Syrie: l’opposition de l’intérieur réclame une Conférence nationale

Le mouvement de protestation sociale initié à Deraa le 15 mars dernier et qui rassemble largement la jeunesse syrienne s’est organisé en comités de coordination ancrés dans les principales villes du pays et fédérés à l’échelon national. Ils viennent de s’entendre sur un programme de transition politique avec l’opposition laïque et religieuse jusqu’ici étouffée par le régime.

La jeunesse syrienne reste en première ligne face à la répression sanglante du régime mais elle vient de franchir une étape dans l’action en passant de la simple récitation de slogans à la rédaction d’un véritable programme politique. Et sur ce terrain, elle peut compter sur l'appui de l'opposition politique traditionnelle. Et en particulier sur les militants politiques, laïcs ou partisans d'un islam politique, déjà partenaires en 2001 de la Déclaration de Damas avec laquelle ils avaient lancé en vain un appel au changement démocratique à Bachar el-Assad, le jeune ophtalmologue qui succédait alors à Hafez el-Assad, son général de père. Toutes couleurs politiques confondues, habitués des prisons sinon de l’exil, beaucoup se sont agrégés dans cette nouvelle opposition de l'intérieur qui s’est organisée dans les principales villes de Syrie en comités de coordination.

Programme de transition

Le 11 juin, le Comité national de coordination est parvenu à un consensus entre toutes ces composantes de l’opposition autour d’une plateforme politique intitulé « La vision des comités de coordination pour l’avenir politique de la Syrie » qui constitue un véritable programme de sortie de la crise qu’ils analysent comme politique, économique et sécuritaire. Avec les jeunes en quête de changement pour avant-garde, de vieux routiers de la politique ont concocté non seulement un cahier de revendications mais surtout un agenda du changement. Ils le veulent radical mais surtout pas menaçant pour l’unité de la mosaïque communautaire syrienne.

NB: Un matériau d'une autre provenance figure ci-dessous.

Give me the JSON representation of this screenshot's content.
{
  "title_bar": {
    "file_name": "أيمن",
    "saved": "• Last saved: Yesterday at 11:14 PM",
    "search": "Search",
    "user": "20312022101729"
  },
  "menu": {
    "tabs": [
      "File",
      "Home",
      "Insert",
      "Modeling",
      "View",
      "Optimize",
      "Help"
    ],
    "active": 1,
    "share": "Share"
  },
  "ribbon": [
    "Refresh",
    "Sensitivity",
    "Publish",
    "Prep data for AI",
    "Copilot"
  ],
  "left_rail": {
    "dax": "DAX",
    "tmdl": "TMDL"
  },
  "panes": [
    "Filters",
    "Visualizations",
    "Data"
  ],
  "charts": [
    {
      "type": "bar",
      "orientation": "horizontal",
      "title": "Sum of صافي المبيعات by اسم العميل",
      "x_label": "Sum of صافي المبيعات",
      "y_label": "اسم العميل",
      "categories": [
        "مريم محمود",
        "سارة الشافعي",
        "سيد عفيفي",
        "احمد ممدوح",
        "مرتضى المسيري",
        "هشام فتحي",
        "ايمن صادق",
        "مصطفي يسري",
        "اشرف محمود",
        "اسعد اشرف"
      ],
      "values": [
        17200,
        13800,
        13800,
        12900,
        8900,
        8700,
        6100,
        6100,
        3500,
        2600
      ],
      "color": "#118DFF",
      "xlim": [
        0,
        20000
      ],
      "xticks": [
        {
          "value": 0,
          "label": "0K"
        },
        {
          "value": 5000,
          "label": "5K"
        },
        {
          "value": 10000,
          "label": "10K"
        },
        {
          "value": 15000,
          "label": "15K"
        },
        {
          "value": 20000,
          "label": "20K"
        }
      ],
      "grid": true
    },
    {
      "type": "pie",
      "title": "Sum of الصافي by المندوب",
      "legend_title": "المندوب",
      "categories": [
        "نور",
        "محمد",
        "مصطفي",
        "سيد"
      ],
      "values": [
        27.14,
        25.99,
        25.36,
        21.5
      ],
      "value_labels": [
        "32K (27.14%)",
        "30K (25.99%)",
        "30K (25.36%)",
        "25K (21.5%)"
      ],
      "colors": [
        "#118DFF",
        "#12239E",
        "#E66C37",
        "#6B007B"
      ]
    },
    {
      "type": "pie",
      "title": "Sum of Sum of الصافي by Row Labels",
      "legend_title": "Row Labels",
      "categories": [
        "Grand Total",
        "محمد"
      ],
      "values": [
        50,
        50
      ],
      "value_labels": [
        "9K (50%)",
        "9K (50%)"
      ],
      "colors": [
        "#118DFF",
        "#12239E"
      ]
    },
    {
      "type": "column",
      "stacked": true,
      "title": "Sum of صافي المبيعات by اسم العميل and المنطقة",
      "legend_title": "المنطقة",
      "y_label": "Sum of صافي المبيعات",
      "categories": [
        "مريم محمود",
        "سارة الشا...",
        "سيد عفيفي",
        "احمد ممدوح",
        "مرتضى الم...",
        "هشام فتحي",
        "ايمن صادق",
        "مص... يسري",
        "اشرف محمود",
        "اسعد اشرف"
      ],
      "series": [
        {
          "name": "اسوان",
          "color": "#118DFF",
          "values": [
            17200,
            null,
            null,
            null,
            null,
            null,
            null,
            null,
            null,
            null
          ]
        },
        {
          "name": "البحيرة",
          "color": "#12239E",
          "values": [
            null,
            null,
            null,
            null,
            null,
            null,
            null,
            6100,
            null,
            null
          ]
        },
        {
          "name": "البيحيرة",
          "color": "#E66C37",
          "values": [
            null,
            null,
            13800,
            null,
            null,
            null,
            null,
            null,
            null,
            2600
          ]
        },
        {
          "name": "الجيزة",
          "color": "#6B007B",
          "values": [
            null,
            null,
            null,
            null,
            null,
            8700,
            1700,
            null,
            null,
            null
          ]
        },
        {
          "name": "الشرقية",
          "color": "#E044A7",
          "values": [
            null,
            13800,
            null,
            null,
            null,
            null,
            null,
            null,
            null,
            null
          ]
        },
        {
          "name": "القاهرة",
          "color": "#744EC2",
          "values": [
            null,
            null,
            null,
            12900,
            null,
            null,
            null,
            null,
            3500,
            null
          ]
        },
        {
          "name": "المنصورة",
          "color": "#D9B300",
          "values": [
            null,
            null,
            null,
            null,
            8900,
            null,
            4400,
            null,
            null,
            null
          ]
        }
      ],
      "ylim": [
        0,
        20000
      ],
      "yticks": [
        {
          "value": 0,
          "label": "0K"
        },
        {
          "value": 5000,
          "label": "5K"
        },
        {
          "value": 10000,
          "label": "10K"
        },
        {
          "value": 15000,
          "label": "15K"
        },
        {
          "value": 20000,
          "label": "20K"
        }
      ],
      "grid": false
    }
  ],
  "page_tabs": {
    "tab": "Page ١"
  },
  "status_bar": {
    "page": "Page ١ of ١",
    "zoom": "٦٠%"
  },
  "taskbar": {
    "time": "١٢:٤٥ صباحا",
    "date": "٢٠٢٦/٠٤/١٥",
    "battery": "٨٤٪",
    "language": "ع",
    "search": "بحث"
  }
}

Ce n'est pas un dialogue que propose cette opposition de l’intérieur, surtout pas le genre de dialogue recherché avec des obligés par le régime aux abois. C’est un programme de transition qu'ils voudraient négocier dans le cadre d'un Congrès ou d'une Conférence nationale, une concertation politique élargie, si possible, à des représentants du régime. L'objectif serait de former un Conseil de transition composé de civils et de militaires, le temps de préparer l’avènement d’un régime démocratique en chargeant notamment une Assemblée constituante de rédiger une nouvelle Constitution.

Le Comité national de coordination évalue à six mois la durée probable de cette transition. Mais d'abord, il exige la restauration de la liberté d'expression et d'organisation politique et, en même temps, la dissolution des organes sécuritaires et des « shabiha » qui servent de garde prétorienne au pouvoir. L'armée pourrait se charger très provisoirement d'assurer la sécurité. Quand au pilier politique du pouvoir, le parti Baas, il devrait renoncer à son monopole sur l'Etat pour redevenir un parti comme les autres. L'objectif est d'en finir avec le régime el-Assad tout en évitant les représailles et les affrontements communautaires.

Défendre l’unité du pays

Pour le moment, le Comité national de coordination reste discret sur l’identité de ses membres et de ses sympathisants politiques, répression oblige. Et comme en témoignent les arrestations opérées par le régime dans les rangs des partis traditionnels ou des organisations des droits de l’homme, Damas prend leur contribution au sérieux. La clandestinité n’entame cependant en rien leur volonté d’un changement qui évite le vide politique ou le chaos promis par le régime. Une menace qui tient d’ailleurs à l’écart de l’opposition certaines communautés échaudées ou au contraire séduites par l’histoire régionale, celle des chrétiens ou des Kurdes en Irak par exemple. L’objectif est, dans tous les cas, de défendre l’unité de la Syrie.